With condition $x\neq c$
$\neg(\underbrace{0<x-c}_{p}) \Leftrightarrow \underbrace{0<c-x}_{\neg p}$
$ 1.(\underbrace{0<x-c}_{p} \vee \underbrace{0<c-x}_{\neg p})\wedge (\underbrace{\delta >x-c}_{q} \wedge \underbrace{\delta>c-x}_{r}))$
by distribution of conjunction over disjunction we have $\Leftrightarrow(0<x-c\wedge\delta>x-c\wedge\delta>c-x)\vee(0<c-x\wedge\delta>x-c\wedge\delta>c-x)$ $\Leftrightarrow (c-\delta<x<c+\delta \wedge c<x)\vee(c-\delta<x<c+\delta \wedge x<c)$
$\Leftrightarrow \underbrace{c-\delta<x<c+\delta \wedge x\neq c}_{s}$
$ 2.(\underbrace{0<x-c}_{p}\wedge \underbrace{\delta >x-c}_{q})\vee(\underbrace{\delta>c-x}_{r}\wedge\underbrace{0<c-x}_{\neg p})$
$\Leftrightarrow (0<x-c<\delta)\vee (0<c-x<\delta)$ $\Leftrightarrow (-\delta<x-c<\delta \wedge 0<x-c)\vee(-\delta<c-x<\delta \wedge 0<c-x)$ $\Leftrightarrow (c-\delta<x<c+\delta \wedge c<x)\vee(c-\delta<x<c+\delta \wedge x<c)$
$\Leftrightarrow \underbrace{c-\delta<x<c+\delta \wedge x\neq c}_{s}$
Since $(p \vee \neg p)\wedge(q\wedge r)\not \Leftrightarrow (p\wedge q)\vee(r \wedge \neg p)$
Have $s \not \Leftrightarrow s$
You are using propositional variables $p$, $q$, and $r$. As propositional variables, they have nothing logically to do with each other, and hence it is indeed true that $(p \lor \neg p) \land (q\land r)$ is not logically equivalent to $(p \land q) \lor (r \land \neg p)$
However, in your derivation you gave $p$, $q$, and $r$ a specific meaning and, moreover, a meaning that allowed you to combine some of the information contained therein. That is, you appealed to the internal structure of the statements, rather than purely $p$'s, $q$'s, and $r$'s. This meant that you seemed to monstrate a lgical equivalence that really wasn't.
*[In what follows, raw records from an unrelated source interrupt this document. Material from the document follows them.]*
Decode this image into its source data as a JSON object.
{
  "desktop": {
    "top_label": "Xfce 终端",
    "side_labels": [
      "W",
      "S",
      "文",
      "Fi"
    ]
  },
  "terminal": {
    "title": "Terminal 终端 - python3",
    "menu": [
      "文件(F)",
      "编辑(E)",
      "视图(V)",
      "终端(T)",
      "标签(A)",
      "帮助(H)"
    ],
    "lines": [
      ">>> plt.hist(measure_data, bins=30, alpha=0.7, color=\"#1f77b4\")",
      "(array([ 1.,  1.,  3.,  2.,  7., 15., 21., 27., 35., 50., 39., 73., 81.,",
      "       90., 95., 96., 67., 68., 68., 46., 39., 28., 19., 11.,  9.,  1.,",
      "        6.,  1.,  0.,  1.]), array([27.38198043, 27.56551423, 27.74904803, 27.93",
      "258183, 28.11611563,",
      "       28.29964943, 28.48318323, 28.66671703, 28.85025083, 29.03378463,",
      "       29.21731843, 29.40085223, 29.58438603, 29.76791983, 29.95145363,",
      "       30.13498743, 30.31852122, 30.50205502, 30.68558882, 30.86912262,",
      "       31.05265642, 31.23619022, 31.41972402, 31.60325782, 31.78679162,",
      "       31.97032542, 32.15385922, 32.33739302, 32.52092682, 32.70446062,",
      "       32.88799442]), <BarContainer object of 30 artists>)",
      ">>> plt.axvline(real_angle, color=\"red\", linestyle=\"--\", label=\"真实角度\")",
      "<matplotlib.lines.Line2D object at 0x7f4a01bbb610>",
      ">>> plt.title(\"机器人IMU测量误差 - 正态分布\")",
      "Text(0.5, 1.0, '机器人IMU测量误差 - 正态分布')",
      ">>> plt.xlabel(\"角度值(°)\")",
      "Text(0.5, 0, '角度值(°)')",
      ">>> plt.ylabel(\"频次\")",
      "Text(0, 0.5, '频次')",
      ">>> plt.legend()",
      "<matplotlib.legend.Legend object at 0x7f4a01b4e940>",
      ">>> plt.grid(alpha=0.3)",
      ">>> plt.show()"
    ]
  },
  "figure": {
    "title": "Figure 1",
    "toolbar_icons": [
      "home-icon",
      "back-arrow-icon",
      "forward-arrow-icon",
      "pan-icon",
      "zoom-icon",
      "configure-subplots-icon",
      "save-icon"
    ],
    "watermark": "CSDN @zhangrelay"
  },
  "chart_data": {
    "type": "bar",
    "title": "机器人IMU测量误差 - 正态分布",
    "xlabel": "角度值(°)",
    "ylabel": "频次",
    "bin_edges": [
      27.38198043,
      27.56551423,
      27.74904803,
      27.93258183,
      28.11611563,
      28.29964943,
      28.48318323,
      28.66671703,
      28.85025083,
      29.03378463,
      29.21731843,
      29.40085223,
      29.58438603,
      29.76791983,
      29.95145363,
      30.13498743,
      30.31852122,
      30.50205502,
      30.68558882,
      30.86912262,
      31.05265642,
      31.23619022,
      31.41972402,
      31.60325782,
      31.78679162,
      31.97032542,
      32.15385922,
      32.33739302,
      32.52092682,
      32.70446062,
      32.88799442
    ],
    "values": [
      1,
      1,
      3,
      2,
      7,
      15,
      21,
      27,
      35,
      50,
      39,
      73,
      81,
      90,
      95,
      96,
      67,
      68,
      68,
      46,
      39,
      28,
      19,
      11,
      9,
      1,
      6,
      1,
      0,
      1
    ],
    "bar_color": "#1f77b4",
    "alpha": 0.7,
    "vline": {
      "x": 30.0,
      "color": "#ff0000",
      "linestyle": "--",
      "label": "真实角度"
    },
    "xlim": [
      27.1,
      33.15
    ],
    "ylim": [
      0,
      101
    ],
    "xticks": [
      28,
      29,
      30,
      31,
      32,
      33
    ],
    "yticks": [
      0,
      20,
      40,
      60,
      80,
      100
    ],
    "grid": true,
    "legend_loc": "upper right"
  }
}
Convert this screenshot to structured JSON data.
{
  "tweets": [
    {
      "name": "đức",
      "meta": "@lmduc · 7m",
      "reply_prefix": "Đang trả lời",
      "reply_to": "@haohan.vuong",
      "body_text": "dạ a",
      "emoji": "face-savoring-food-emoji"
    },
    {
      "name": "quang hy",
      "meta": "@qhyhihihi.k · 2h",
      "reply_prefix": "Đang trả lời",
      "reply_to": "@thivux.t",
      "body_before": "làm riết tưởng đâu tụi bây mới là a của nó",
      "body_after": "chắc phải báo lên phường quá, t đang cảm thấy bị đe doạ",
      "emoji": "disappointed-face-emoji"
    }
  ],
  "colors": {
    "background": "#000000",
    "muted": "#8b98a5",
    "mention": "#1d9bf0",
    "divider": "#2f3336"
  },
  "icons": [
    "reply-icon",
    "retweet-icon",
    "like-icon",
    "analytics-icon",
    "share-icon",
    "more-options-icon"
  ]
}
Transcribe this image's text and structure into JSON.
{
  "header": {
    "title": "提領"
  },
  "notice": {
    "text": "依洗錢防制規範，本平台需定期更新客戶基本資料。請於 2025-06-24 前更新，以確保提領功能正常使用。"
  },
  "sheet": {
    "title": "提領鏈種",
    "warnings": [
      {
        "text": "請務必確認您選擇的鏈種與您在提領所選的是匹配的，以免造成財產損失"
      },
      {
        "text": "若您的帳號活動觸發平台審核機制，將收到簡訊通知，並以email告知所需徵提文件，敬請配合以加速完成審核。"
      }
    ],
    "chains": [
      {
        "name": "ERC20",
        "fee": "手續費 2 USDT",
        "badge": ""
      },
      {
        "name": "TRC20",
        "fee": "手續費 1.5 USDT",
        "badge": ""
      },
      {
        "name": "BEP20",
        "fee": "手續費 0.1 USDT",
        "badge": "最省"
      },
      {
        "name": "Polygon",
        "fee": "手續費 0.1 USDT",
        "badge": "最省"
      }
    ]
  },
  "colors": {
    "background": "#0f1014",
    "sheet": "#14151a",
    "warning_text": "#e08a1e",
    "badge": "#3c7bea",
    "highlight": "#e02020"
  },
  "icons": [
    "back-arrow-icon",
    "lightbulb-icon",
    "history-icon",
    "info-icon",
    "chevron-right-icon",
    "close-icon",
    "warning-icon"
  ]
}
Indeed, you were using all kinds of mathematical assumptions regarding the nature of numbers, and the use of addition, smaller than, etc. As such, all you really showed were certain mathematical equivalences, rather than logical ones.
Consider a simpler example:
$p$ is the claim $a<b$
$q$ is the claim $b>a$
Well, obviously we have $a<b \Leftrightarrow b>a$ ... and yet it is not a logical truth that $p \Leftrightarrow q$